In our manual of examination policy, we tell our examiners: "The quality of management is probably the single most important element in the successful operation of a bank." I also believe that the quality of management is probably the single most important element in the success of a bank supervisor -- and I have no doubt that the quality of management is the single most important element in the success of a deposit insurer. Management, however, is not a static concept.

As Alfred Chandler and Peter Drucker have discussed so eloquently, business management has experienced two revolutions in the concept and structure of organizations. The first took place around the turn of the century. It distinguished management from ownership and defined management as a function. It started when Georg Siemans at Deutsche Bank threatened to cut off the bank's loans to an electrical apparatus company his cousin founded unless the owners turned the floundering company over to professional managers. The second took place in the 1920s with the introduction of command-and-control organization -- the organization of departments and divisions -- throughout American corporations.

The analysts tell us that we are now well into a third period of change: The shift from command-and-control organizations to one in which everyone is connected through information technology. With computer networks linking all employees to top management, we are experiencing a transformation in what management means -- from command to coordination, from hierarchy to team building.

No one can say exactly what is to come from this shift. As my favorite philosopher Yogi Berra observed, "the future isn't what it used to be." It seems to me, however, that the people and organizations who are innovative, visionary, and creative -- who look at what they do with fresh eyes and an open mind -- the kind of people who transformed savings banks and S&Ls from self-help organizations into financial institutions -- have what it takes to manage change successfully. I intend for the people of the FDIC to be among them.

I started this morning by talking about public confidence and, to close the circle, I will finish by talking about confidence, too -- in particular, confidence in relation to the FDIC's efforts to assure a safe and sound Savings Association Insurance Fund.

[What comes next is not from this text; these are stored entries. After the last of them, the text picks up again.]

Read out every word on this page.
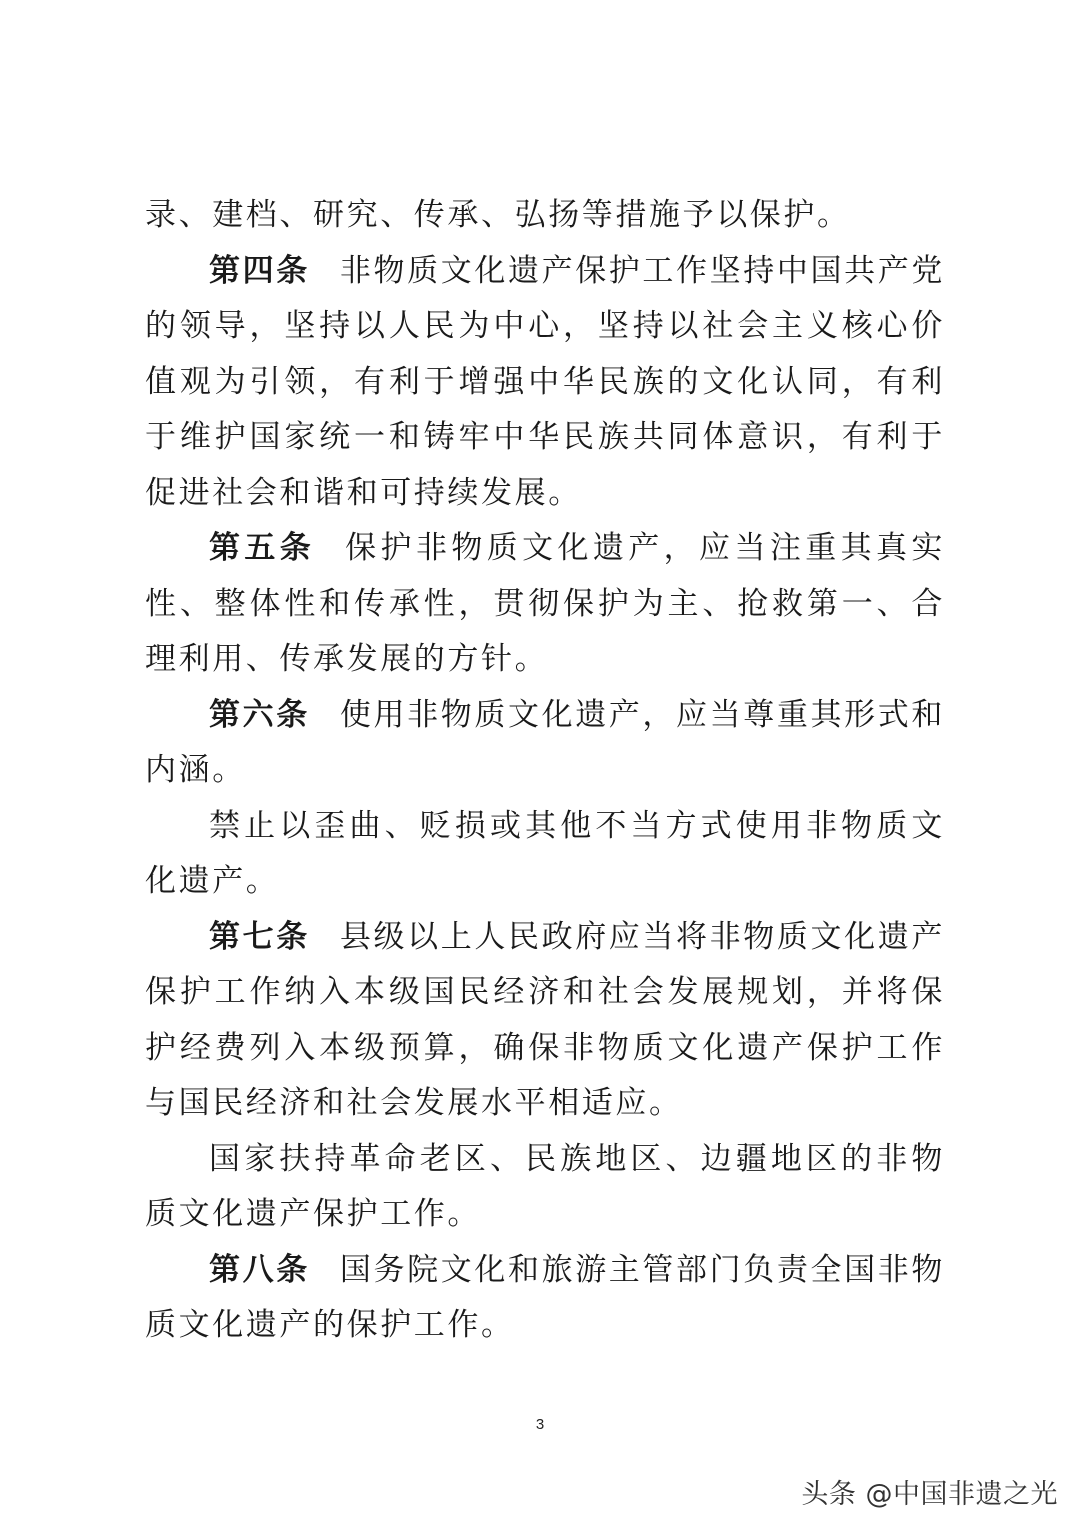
录、建档、研究、传承、弘扬等措施予以保护。

第四条 非物质文化遗产保护工作坚持中国共产党的领导，坚持以人民为中心，坚持以社会主义核心价值观为引领，有利于增强中华民族的文化认同，有利于维护国家统一和铸牢中华民族共同体意识，有利于促进社会和谐和可持续发展。

第五条 保护非物质文化遗产，应当注重其真实性、整体性和传承性，贯彻保护为主、抢救第一、合理利用、传承发展的方针。

第六条 使用非物质文化遗产，应当尊重其形式和内涵。

禁止以歪曲、贬损或其他不当方式使用非物质文化遗产。

第七条 县级以上人民政府应当将非物质文化遗产保护工作纳入本级国民经济和社会发展规划，并将保护经费列入本级预算，确保非物质文化遗产保护工作与国民经济和社会发展水平相适应。

国家扶持革命老区、民族地区、边疆地区的非物质文化遗产保护工作。

第八条 国务院文化和旅游主管部门负责全国非物质文化遗产的保护工作。

3
头条 @中国非遗之光
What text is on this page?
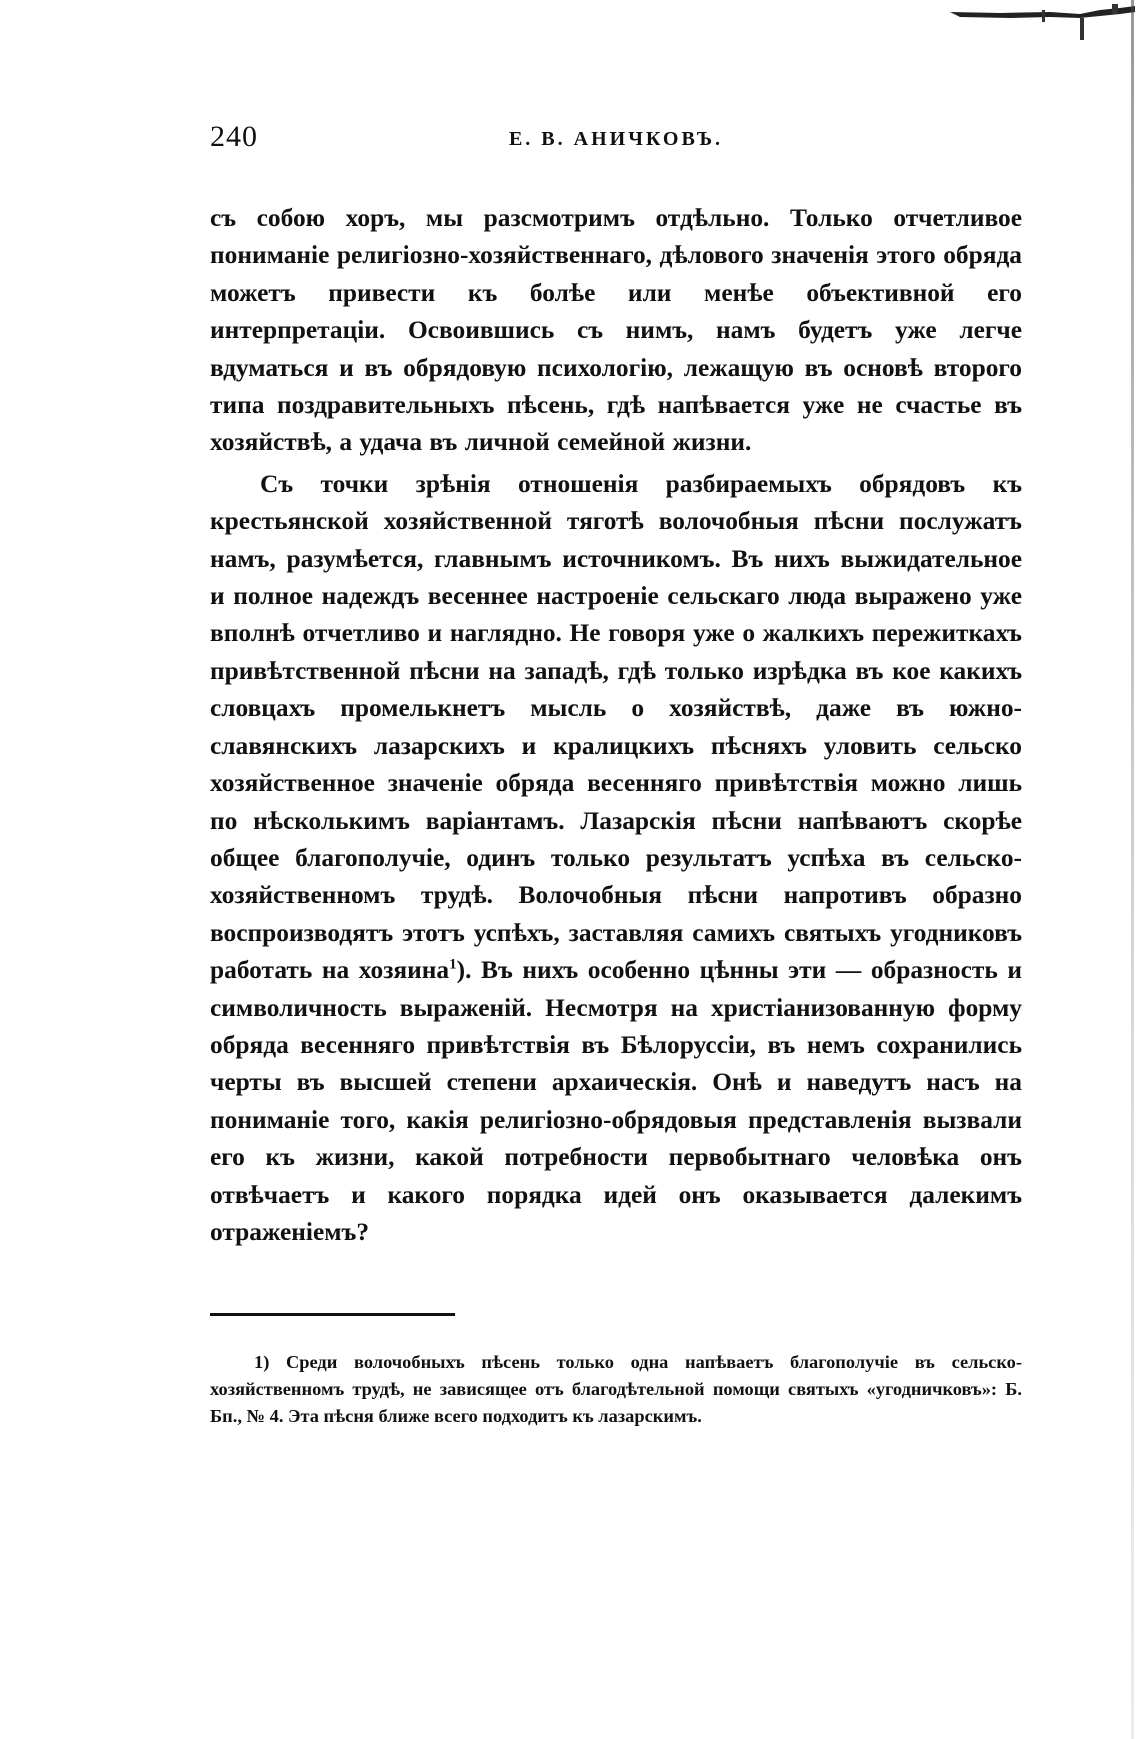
240	Е. В. АНИЧКОВЪ.

съ собою хоръ, мы разсмотримъ отдѣльно. Только отчетливое пониманіе религіозно-хозяйственнаго, дѣлового значенія этого обряда можетъ привести къ болѣе или менѣе объективной его интерпретаціи. Освоившись съ нимъ, намъ будетъ уже легче вдуматься и въ обрядовую психологію, лежащую въ основѣ второго типа поздравительныхъ пѣсень, гдѣ напѣвается уже не счастье въ хозяйствѣ, а удача въ личной семейной жизни.

Съ точки зрѣнія отношенія разбираемыхъ обрядовъ къ крестьянской хозяйственной тяготѣ волочобныя пѣсни послужатъ намъ, разумѣется, главнымъ источникомъ. Въ нихъ выжидательное и полное надеждъ весеннее настроеніе сельскаго люда выражено уже вполнѣ отчетливо и наглядно. Не говоря уже о жалкихъ пережиткахъ привѣтственной пѣсни на западѣ, гдѣ только изрѣдка въ кое какихъ словцахъ промелькнетъ мысль о хозяйствѣ, даже въ южно-славянскихъ лазарскихъ и кралицкихъ пѣсняхъ уловить сельско хозяйственное значеніе обряда весенняго привѣтствія можно лишь по нѣсколькимъ варіантамъ. Лазарскія пѣсни напѣваютъ скорѣе общее благополучіе, одинъ только результатъ успѣха въ сельско-хозяйственномъ трудѣ. Волочобныя пѣсни напротивъ образно воспроизводятъ этотъ успѣхъ, заставляя самихъ святыхъ угодниковъ работать на хозяина$^1$). Въ нихъ особенно цѣнны эти — образность и символичность выраженій. Несмотря на христіанизованную форму обряда весенняго привѣтствія въ Бѣлоруссіи, въ немъ сохранились черты въ высшей степени архаическія. Онѣ и наведутъ насъ на пониманіе того, какія религіозно-обрядовыя представленія вызвали его къ жизни, какой потребности первобытнаго человѣка онъ отвѣчаетъ и какого порядка идей онъ оказывается далекимъ отраженіемъ?

1) Среди волочобныхъ пѣсень только одна напѣваетъ благополучіе въ сельско-хозяйственномъ трудѣ, не зависящее отъ благодѣтельной помощи святыхъ «угодничковъ»: Б. Бп., № 4. Эта пѣсня ближе всего подходитъ къ лазарскимъ.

I do not have to tell you how many times I have warned that the undercapitalization of the SAIF is not just a thrift problem, it is a problem for the entire financial system. The safety net for our financial system rests ultimately on confidence. Confidence in government's backing for the safety net was a major reason that the financial troubles of the 1980s and early 1990s did not lead to widespread panic and economic disarray. That confidence could be damaged if government is perceived as no longer willing to support one or more components of the safety net. Deposit insurance is essential to the fabric of that safety net. Bank customers and thrift customers do not know the difference between the Bank Insurance Fund (BIF) and SAIF. Indeed, Congress insisted that the SAIF become "FDIC-insured" precisely to assure confidence in its future.

Legislation that would capitalize SAIF may at this moment be under consideration in Congress. Therefore, there is no better time to remind ourselves that the failure of the SAIF would undermine the confidence Americans have in the FDIC as a source of stability for the financial system and would call into question the government safety net for financial institutions. The problems of the SAIF are the residue of the S&L crisis of 1980s and early 1990s. The time has come to put the past behind us.

I am strongly committed to implementing a solution to the SAIF's problems as soon as possible and to a merger of the BIF and the SAIF as soon as practicable -- but by a date certain. I favor this approach because it would assure the immediate soundness of the SAIF, the confidence of the public in the safety net, and the stability of the financial system. The sooner this solution is in place, the better for all of us.